Have you even noticed how biting into some delicious food and getting a big chunk of a sage leaf, or a big piece of garlic can ruin the mood and spoil the whole dish?
Have you ever cooked your favorite sauce only to taste it and realize that the sauce taste so strongly of basil that you can't even taste the delicate Romano cheese you added?
Fresh herbs, especially those you grow yourself, can be a bit tricky at first. If they grow in the sun, they are going to be stronger than if they are grown in the shade. If you picked them in the morning they will be stronger than herbs picked in the afternoon.
I used to just go pick a handful of herbs and give them a quick chop and throw them in the sauce, but more than once I discovered I had a sauce that tasted like one herb, and the others were lost.
So, I have worked and played and come up with "Troy's Secret Method."
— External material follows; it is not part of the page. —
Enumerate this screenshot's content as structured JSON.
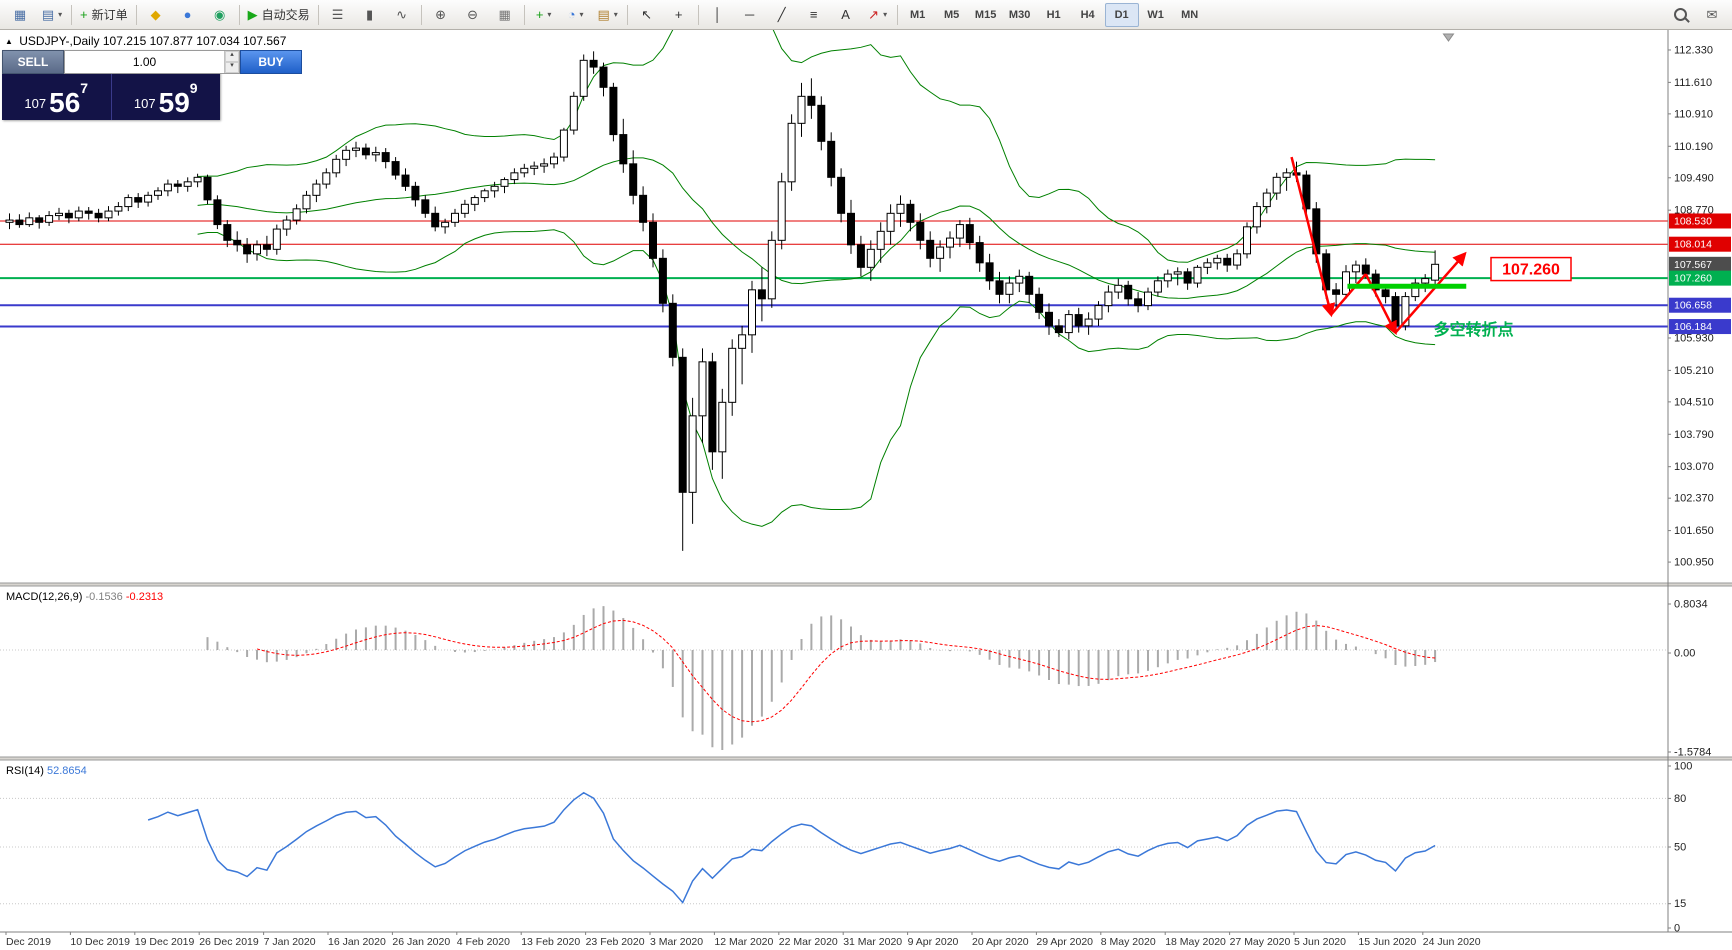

First I chop each of the herbs I am planning on using relatively fine, and set it aside. As I am chopping the herbs, the oils are released and I can tell by the smell, which ones are going to be stronger.
Then I start with about a third of my chopped pile of each herb, put them all together and chop through them, mixing them, and more important, blending the oils from each together. Again, I pay careful attention to the smell. Is it too sagey? Add a bit more of the others. Don't smell any Savory, add a bit more to the pile.
When I am done, I have a dark green, wet, soft pile of chopped herb blend, that can then be added to my sauce, soup, or other dish without fear of chunks of leaf, or any one herb overpowering the others.
This is a trial and error method. Don't be afraid to play around a bit.
Over time, you will get the feel for your own herbs, how they blend with the other herbs in the garden, and the individual taste of your own family.